Ghulam Farooq Wardak, anggota kabinet mantan presiden Hamid Karzai dan Ashraf Ghani, adalah yang terbaru dalam serangkaian pejabat yang kembali, kata pejabat Taliban yang ingin menopang pemerintah yang belum memenangkan pengakuan internasional.
Wardak telah kembali dari Turki, kata Ahmad Wasiq, juru bicara sebuah badan yang dibentuk oleh Taliban untuk menegosiasikan kembalinya orang-orang Afghanistan yang terkenal di luar negeri.
Pejabat lain yang kembali termasuk mantan juru bicara kementerian pertahanan, mantan kepala perusahaan listrik nasional Afghanistan, dan beberapa pejabat militer, katanya kepada Reuters.
Sementara Reuters tidak dapat segera memverifikasi kembalinya yang lain, Wardak berbicara kepada media yang dikelola pemerintah setelah mendarat di Afghanistan.
“Sebagian besar pihak berwenang berpikir untuk kembali,” kata mantan menteri pendidikan itu, seraya menambahkan bahwa dia merasakan rasa hormat dan kebahagiaan di rumahnya, meskipun dia memperingatkan bahwa sekelompok kecil mungkin tidak ingin kembali.
Sebagian besar pejabat tinggi melarikan diri dari Afghanistan ketika Taliban mengambil alih Agustus lalu, termasuk Ghani, presiden pada saat itu, yang sekarang berada di Uni Emirat Arab.
Karzai tetap berada di Kabul, ibu kota.
Taliban membentuk panel bertenaga tinggi untuk menegosiasikan pengembalian beberapa minggu yang lalu, dengan sembilan anggota, termasuk kepala intelijen dan militer.

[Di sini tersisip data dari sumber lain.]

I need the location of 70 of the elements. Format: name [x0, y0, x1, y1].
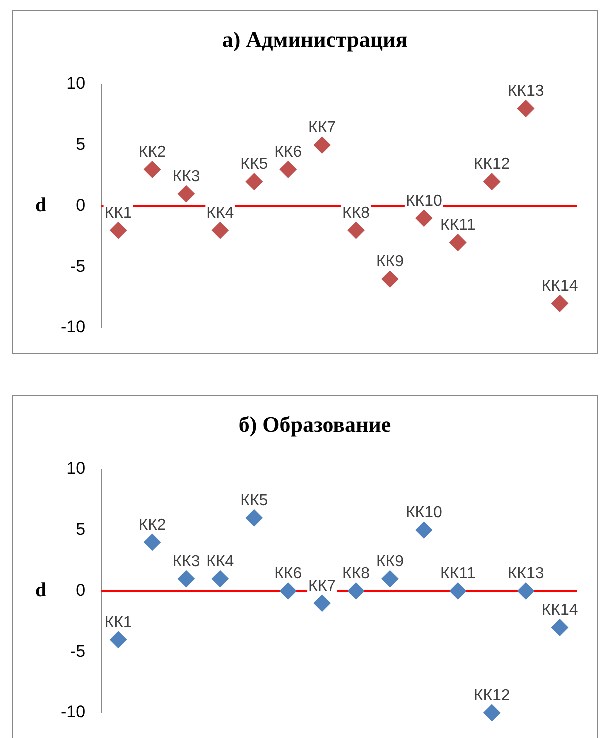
point: [110, 631, 128, 648]
point: [110, 222, 128, 240]
category-label: КК11: [440, 217, 476, 234]
category-label: КК1: [104, 614, 132, 632]
category-label: КК12: [474, 156, 510, 174]
category-label: КК9: [376, 553, 404, 570]
y-axis-title: d: [35, 579, 47, 602]
y-tick-label: -10: [60, 318, 86, 337]
point: [416, 210, 433, 227]
point: [348, 582, 365, 600]
category-label: КК5: [240, 492, 268, 510]
point: [178, 570, 195, 588]
point: [518, 100, 535, 118]
y-tick-label: -5: [70, 256, 86, 276]
point: [484, 173, 501, 190]
category-label: КК7: [308, 120, 336, 137]
category-label: КК10: [406, 504, 442, 522]
category-label: КК6: [274, 566, 302, 583]
category-label: КК14: [542, 278, 578, 296]
chart-title: б) Образование: [238, 412, 392, 437]
point: [348, 222, 365, 240]
category-label: КК10: [406, 192, 442, 210]
category-label: КК11: [440, 566, 476, 583]
y-tick-label: 10: [66, 459, 86, 478]
y-tick-label: 5: [76, 520, 86, 539]
category-label: КК8: [342, 204, 370, 222]
point: [178, 186, 195, 203]
category-label: КК3: [172, 553, 200, 570]
category-label: КК2: [138, 516, 166, 534]
point: [280, 582, 297, 600]
point: [450, 234, 467, 252]
y-tick-label: 5: [76, 134, 86, 154]
point: [416, 522, 433, 539]
category-label: КК12: [474, 687, 510, 704]
category-label: КК9: [376, 254, 404, 271]
y-tick-label: 0: [76, 196, 86, 215]
point: [382, 570, 399, 588]
point: [212, 222, 229, 240]
category-label: КК2: [138, 144, 166, 162]
category-label: КК1: [104, 204, 132, 222]
point: [484, 704, 501, 722]
point: [246, 173, 263, 190]
y-tick-label: 0: [76, 580, 86, 600]
point: [552, 619, 569, 636]
category-label: КК4: [206, 553, 234, 570]
category-label: КК8: [342, 566, 370, 583]
category-label: КК5: [240, 156, 268, 174]
point: [144, 534, 162, 551]
point: [144, 161, 162, 178]
point: [450, 582, 467, 600]
y-tick-label: -10: [60, 702, 86, 722]
point: [280, 161, 297, 178]
category-label: КК14: [542, 602, 578, 620]
category-label: КК4: [206, 204, 234, 222]
point: [314, 594, 331, 612]
point: [552, 295, 569, 312]
point: [382, 270, 399, 288]
y-tick-label: -5: [70, 642, 86, 661]
y-tick-label: 10: [66, 74, 86, 94]
point: [212, 570, 229, 588]
point: [314, 136, 331, 154]
y-axis-title: d: [35, 194, 47, 216]
category-label: КК13: [508, 566, 544, 583]
category-label: КК3: [172, 168, 200, 186]
chart-title: а) Администрация: [222, 26, 408, 52]
category-label: КК13: [508, 83, 544, 100]
category-label: КК6: [274, 144, 302, 162]
category-label: КК7: [308, 578, 336, 595]
point: [518, 582, 535, 600]
point: [246, 510, 263, 527]
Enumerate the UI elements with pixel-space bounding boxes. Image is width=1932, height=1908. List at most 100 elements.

Ini memiliki kekuatan untuk memastikan amnesti, dan memberikan keamanan kepada pejabat yang kembali, serta memastikan pekerjaan di sektor swasta.
Sejak tahun lalu, mantan tokoh pemerintah, terutama pejabat keamanan telah menghadapi pembalasan nasional, kata badan internasional dan media.
Taliban mengatakan serangan semacam itu tidak sah, dengan tindakan diambil karena melanggar perintah amnesti umum.